At the bottom of the rabbit hole

  As I have said before, emotional rabbit holes litter our lives.  With a bit of care, hard work and friends to help, they can usually be avoided.  Oh, there is certainly circling and dangling of toes into the abyss but more and more I have been just flirting with them in passing.  Well, today I fell in head first and have landed flat on my back at the bottom with the wind knocked out me.  Not sure how I got here.  It has been a long time since I fell all the way down.

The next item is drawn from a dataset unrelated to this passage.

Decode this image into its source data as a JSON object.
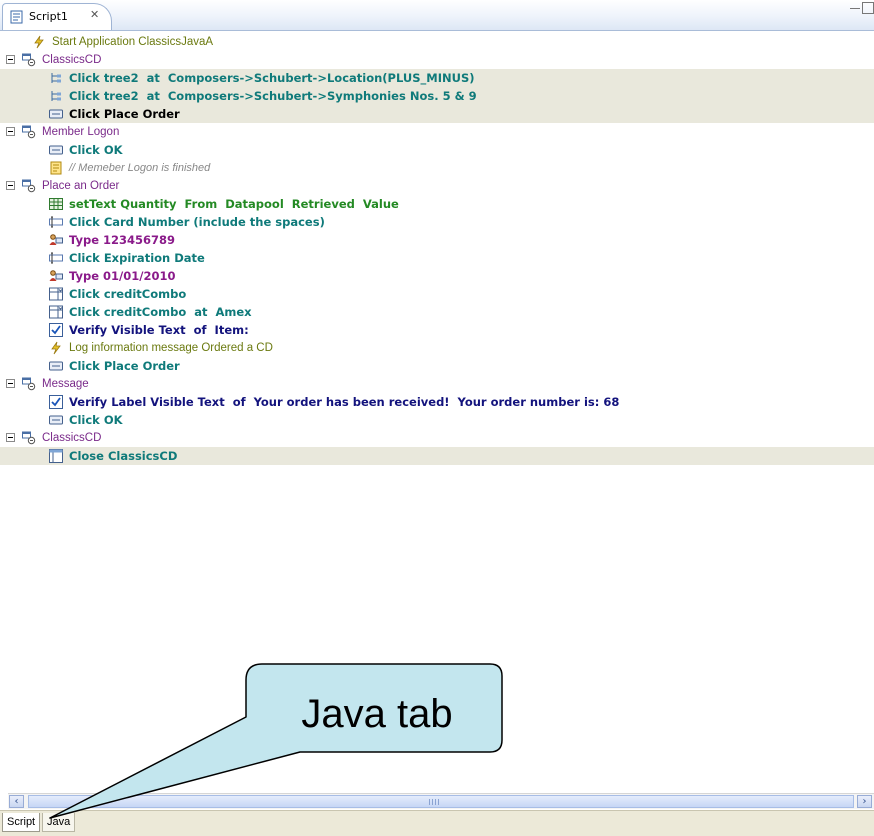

    Now I remember why I try so hard to stay away from the pesky things.  It is dark down here.  It is lonely and down here I cry a lot.  Fortunately, I stocked up on Kleenex recently.   Much to my chagrin, I have spent the day wallowing and teary.  There is nothing I can put my finger on as to why I tumbled so fast and so deep.  Maybe sheer exhaustion has something to do with it.
   I suspect that it may take a few days to crawl back into the light.  It will probably be one of those inch by inch deals. Crap!  What I have learned since my last descent is that I will not stay down here.  This pit is not my permanent address.  I reside topside in the fresh air where the sun shines, where laughter flows and friends abound.  Grant me the wisdom to remember that lesson as I start to figure my way out of this rabbit hole. Oh, and pass the Kleenex.